Why do you need a guarantee company to get a bank loan?

1. Individuals apply to the bank. First of all, there are many commercial banks in Shenzhen. They don't fully understand the loan interest rates of various banks and don't know which products meet their needs. Which one is suitable? At this time, find a professional guarantee company, and you can customize the most suitable plan according to your personal situation.

2 individuals go to the bank to apply for a loan, because of insufficient personal conditions and information, the bank will not accept it or the loan approval fails. Find a professional guarantee company to provide assistance. With years of professional experience and the green channel of bank cooperation, the success rate and amount of loans can be improved.

The reason why banks need the guarantee from guarantee companies: In the existing practice, except for a few outdoor banks, which are considered as high-quality loans by banks, other units and individuals that need to borrow from banks will be required by banks to borrow through the guarantee from guarantee companies. This has two purposes. One is to respond to the requirements of national policies, and banks must cooperate with or help the development of the guarantee industry. The other is the loan project guaranteed by the guarantee company, and the bank's own risks are completely transferred, so it is not worried that the loan will not be received. Because the guarantee company's guarantee is to ensure that the bank can recover the loan, if the borrower can't repay, then the guarantee company needs to repay the loan to the bank instead of the borrower. Entrusting a guarantee company to guarantee is a necessary way for your company to obtain bank loans.

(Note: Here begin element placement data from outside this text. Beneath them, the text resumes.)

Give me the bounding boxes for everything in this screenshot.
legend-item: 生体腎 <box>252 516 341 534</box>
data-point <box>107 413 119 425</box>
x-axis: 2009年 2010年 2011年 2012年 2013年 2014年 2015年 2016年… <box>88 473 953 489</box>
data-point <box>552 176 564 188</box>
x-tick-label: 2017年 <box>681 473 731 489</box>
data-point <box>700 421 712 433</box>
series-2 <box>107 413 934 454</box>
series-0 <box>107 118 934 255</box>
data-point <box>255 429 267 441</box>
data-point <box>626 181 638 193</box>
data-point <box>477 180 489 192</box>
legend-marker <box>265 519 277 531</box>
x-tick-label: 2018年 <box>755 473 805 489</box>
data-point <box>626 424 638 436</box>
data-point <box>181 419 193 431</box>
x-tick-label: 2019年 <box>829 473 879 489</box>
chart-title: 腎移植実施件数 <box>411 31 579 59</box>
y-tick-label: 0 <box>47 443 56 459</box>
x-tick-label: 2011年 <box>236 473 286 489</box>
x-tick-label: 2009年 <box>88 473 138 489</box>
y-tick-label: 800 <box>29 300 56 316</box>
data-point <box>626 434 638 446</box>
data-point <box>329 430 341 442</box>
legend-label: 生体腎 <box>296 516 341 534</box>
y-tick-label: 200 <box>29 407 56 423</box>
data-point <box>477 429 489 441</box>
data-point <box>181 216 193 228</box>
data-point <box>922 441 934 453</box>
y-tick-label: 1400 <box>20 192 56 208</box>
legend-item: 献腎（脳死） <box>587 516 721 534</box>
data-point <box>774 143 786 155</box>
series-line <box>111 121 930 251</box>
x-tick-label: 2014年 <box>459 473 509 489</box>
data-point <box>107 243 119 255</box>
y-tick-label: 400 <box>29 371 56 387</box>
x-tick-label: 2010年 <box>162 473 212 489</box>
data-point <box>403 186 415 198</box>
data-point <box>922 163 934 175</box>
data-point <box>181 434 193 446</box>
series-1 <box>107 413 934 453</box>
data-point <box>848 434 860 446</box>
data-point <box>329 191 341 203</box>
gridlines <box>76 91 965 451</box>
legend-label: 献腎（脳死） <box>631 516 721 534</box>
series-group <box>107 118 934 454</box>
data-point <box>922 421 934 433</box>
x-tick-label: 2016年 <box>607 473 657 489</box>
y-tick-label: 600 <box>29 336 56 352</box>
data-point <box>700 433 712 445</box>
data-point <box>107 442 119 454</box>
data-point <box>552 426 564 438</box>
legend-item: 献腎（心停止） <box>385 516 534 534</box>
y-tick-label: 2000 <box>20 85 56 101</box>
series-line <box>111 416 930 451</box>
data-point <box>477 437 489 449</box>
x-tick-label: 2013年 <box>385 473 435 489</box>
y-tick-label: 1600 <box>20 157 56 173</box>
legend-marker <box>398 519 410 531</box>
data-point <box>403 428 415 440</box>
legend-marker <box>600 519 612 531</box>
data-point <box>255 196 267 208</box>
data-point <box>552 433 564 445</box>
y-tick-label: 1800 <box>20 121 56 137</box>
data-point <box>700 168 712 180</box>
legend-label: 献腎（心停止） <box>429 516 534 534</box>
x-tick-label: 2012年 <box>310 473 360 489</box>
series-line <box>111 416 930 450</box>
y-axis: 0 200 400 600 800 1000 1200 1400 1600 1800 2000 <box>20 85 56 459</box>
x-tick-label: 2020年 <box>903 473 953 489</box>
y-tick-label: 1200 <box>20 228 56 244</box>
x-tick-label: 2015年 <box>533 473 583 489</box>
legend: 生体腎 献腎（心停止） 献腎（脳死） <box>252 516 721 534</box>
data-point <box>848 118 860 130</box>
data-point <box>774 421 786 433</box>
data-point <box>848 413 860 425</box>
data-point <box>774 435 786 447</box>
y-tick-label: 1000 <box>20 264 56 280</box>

In the provisions of the Civil Code, there is no concept of "counter-guarantee". After the development of the guarantee industry, the guarantee company turns to require the borrower to provide certain guarantee measures for its own benefit, which is called counter-guarantee, which can be understood as "reverse guarantee". The party providing the guarantee is the borrower or the third party, and the beneficiary of the guarantee is the guarantee company.

As a guarantee company, it will definitely not be willing to bear these losses, so it will require the borrower or a third party to bear these losses, that is to say, the borrower should provide certain collateral or other types of guarantees to ensure the interests of the guarantee company. Similarly, the borrower provides certain counter-guarantee measures, which can also show the borrower's willingness to repay, indicating that the borrower has the sincerity to repay the debt when the loan expires; For guarantee companies, certain counter-guarantee measures will also increase the cost of borrowers' default (non-repayment), which is called "default cost".